VampirateQueen · 17/02/2019 11:22

Can you sit him down and get him to talk about it, whilst recording him? At least then even if they won't back you up, you have his confession.

MrsPinkCock · 17/02/2019 11:25

@Merrymumoftwo

Yes, covert recordings are admissible in civil court proceedings.

Zofloramummy · 17/02/2019 11:26

As part of the assessment from social services they looked at my ability to keep DD safe, basically that I wasn’t going to let him see her unsupervised. If they felt that was a risk then she would have been placed on the at risk register.

My ex didn’t commit a crime, he never hurt my dd. But she is safe from any potential risk because I reported him.

flirtygirl · 17/02/2019 11:27

Lots of people saying contact ss and police think they are giving good advice and it should be good advice.

However once into the court system and ss regulations and cafcass, the op may well have less power to do anything than now.

She has no proof and with the climate of parental alienation and the recent cases where rapists and paedophiles do get access to their children and sometimes not even supervised then I think the op is well to be wary.

Abusive fathers and mothers get unsupervised access all the time and the system and cafcass is not fit for purpose.

I lived the system years ago and the process did me more damage than the abuse. My abuser even after sentencing got supervised access with us for 3 years as part of his probation and when that period ended, it was unsupervised. And this was a man who was convicted of csa.

Also the fact the family will not support her means that the op is unlikely to ever get any proof or testimonies. It will be a whole families word against hers. No way would she win.

I think she has only two options stay and be on 100% vigilance, which would cause anyone a breakdown or move far away and hope they never find her.

Far away in UK not abroad.

The system is not robust or fair.

SpanielEars070 · 17/02/2019 11:27

You're dreaming if you think you can keep your DDs safe.
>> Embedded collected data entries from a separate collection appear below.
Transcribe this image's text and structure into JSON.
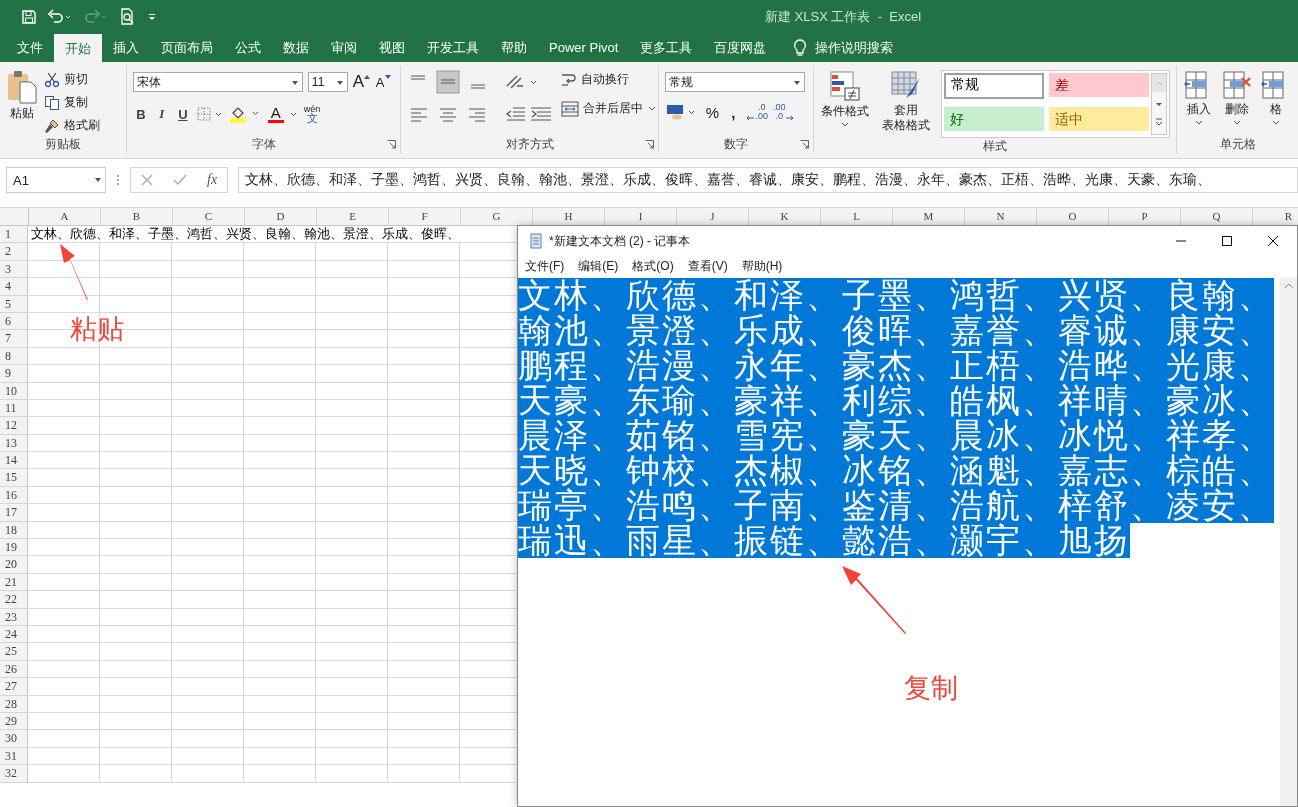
{
  "window": {
    "title": "新建 XLSX 工作表  -  Excel"
  },
  "ribbon_tabs": [
    {
      "label": "文件",
      "selected": false
    },
    {
      "label": "开始",
      "selected": true
    },
    {
      "label": "插入",
      "selected": false
    },
    {
      "label": "页面布局",
      "selected": false
    },
    {
      "label": "公式",
      "selected": false
    },
    {
      "label": "数据",
      "selected": false
    },
    {
      "label": "审阅",
      "selected": false
    },
    {
      "label": "视图",
      "selected": false
    },
    {
      "label": "开发工具",
      "selected": false
    },
    {
      "label": "帮助",
      "selected": false
    },
    {
      "label": "Power Pivot",
      "selected": false
    },
    {
      "label": "更多工具",
      "selected": false
    },
    {
      "label": "百度网盘",
      "selected": false
    }
  ],
  "tell_me": "操作说明搜索",
  "clipboard": {
    "paste": "粘贴",
    "items": [
      "剪切",
      "复制",
      "格式刷"
    ],
    "label": "剪贴板"
  },
  "font": {
    "name": "宋体",
    "size": "11",
    "grow": "A",
    "shrink": "A",
    "styles": [
      "B",
      "I",
      "U"
    ],
    "font_color": "A",
    "phonetic": [
      "wén",
      "文"
    ],
    "label": "字体"
  },
  "alignment": {
    "wrap": "自动换行",
    "merge": "合并后居中",
    "label": "对齐方式"
  },
  "number": {
    "format": "常规",
    "percent": "%",
    "comma": ",",
    "increase_decimal": [
      ".0",
      ".00"
    ],
    "decrease_decimal": [
      ".00",
      ".0"
    ],
    "label": "数字"
  },
  "styles": {
    "conditional": "条件格式",
    "table": [
      "套用",
      "表格格式"
    ],
    "cells": [
      {
        "text": "常规",
        "kind": "normal"
      },
      {
        "text": "差",
        "kind": "bad"
      },
      {
        "text": "好",
        "kind": "good"
      },
      {
        "text": "适中",
        "kind": "neutral"
      }
    ],
    "label": "样式"
  },
  "cells": {
    "buttons": [
      "插入",
      "删除",
      "格"
    ],
    "label": "单元格"
  },
  "name_box": "A1",
  "fx": "fx",
  "formula": "文林、欣德、和泽、子墨、鸿哲、兴贤、良翰、翰池、景澄、乐成、俊晖、嘉誉、睿诚、康安、鹏程、浩漫、永年、豪杰、正梧、浩晔、光康、天豪、东瑜、",
  "columns": [
    "A",
    "B",
    "C",
    "D",
    "E",
    "F",
    "G",
    "H",
    "I",
    "J",
    "K",
    "L",
    "M",
    "N",
    "O",
    "P",
    "Q",
    "R"
  ],
  "rows": [
    "1",
    "2",
    "3",
    "4",
    "5",
    "6",
    "7",
    "8",
    "9",
    "10",
    "11",
    "12",
    "13",
    "14",
    "15",
    "16",
    "17",
    "18",
    "19",
    "20",
    "21",
    "22",
    "23",
    "24",
    "25",
    "26",
    "27",
    "28",
    "29",
    "30",
    "31",
    "32"
  ],
  "cell_a1": "文林、欣德、和泽、子墨、鸿哲、兴贤、良翰、翰池、景澄、乐成、俊晖、",
  "notepad": {
    "title": "*新建文本文档 (2) - 记事本",
    "menu": [
      "文件(F)",
      "编辑(E)",
      "格式(O)",
      "查看(V)",
      "帮助(H)"
    ],
    "selected": true,
    "lines": [
      "文林、欣德、和泽、子墨、鸿哲、兴贤、良翰、",
      "翰池、景澄、乐成、俊晖、嘉誉、睿诚、康安、",
      "鹏程、浩漫、永年、豪杰、正梧、浩晔、光康、",
      "天豪、东瑜、豪祥、利综、皓枫、祥晴、豪冰、",
      "晨泽、茹铭、雪宪、豪天、晨冰、冰悦、祥孝、",
      "天晓、钟校、杰椒、冰铭、涵魁、嘉志、棕皓、",
      "瑞亭、浩鸣、子南、鉴清、浩航、梓舒、凌安、",
      "瑞迅、雨星、振链、懿浩、灏宇、旭扬"
    ]
  },
  "annotations": [
    "粘贴",
    "复制"
  ]
}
His mother wasn't able to keep hers safe, was she.

You physically cannot police your DC in a house with him. He may already be doing it Sad

His sisters may be enabling his lie but that's no reason for you to as well.

NameChanger22 · 17/02/2019 11:31

She has no proof and with the climate of parental alienation and the recent cases where rapists and paedophiles do get access to their children and sometimes not even supervised then I think the op is well to be wary.

I agree with this.

LagunaBubbles · 17/02/2019 11:32

You can't protect them even staying with this man. This is no way to live. Proper legal advice is needed.

ApolloandDaphne · 17/02/2019 11:32

As a social worker who worked in child protection is would advise you to go and make a statement to the police about what you know regarding his abuse of his sisters. They will then make approaches to the sister to encourage them to also make a statement. Social services will be involved due to their being young children around him and all parents involved will be advised to ensure their children are not left alone with him. This will be taken very seriously.

I worked on a case very like this where the adult children refused to talk. But eventually they did and the man involved got a custodial sentence. They just needed time and for a level of trust with the police to be built up.

By not coming forward with this information you are implicit in the abuse. You have a duty to any other children he may come in contact with to report what you know. Meanwhile you need to continue to keep your own children safe.

flirtygirl · 17/02/2019 11:33

There is a thread on here currently where the husband is physically and emotionally abusive but yet ss have placed the sen child with this man.

There are many threads on here so people will say yes it anecdotal but they are backed up by court cases.

slipperywhensparticus · 17/02/2019 11:33

Why won't his sisters back you up on this?

mariethecat · 17/02/2019 11:34

The more I think about this post the angrier I get!
Sorry OP but as someone else said you are potentially enabling him to harm more children?
Do you not want to approach social services because they will ask if you knew and you'd have to either lie or admit that you did and therefore put your own children at risk and social services would potentially take a dim view of that??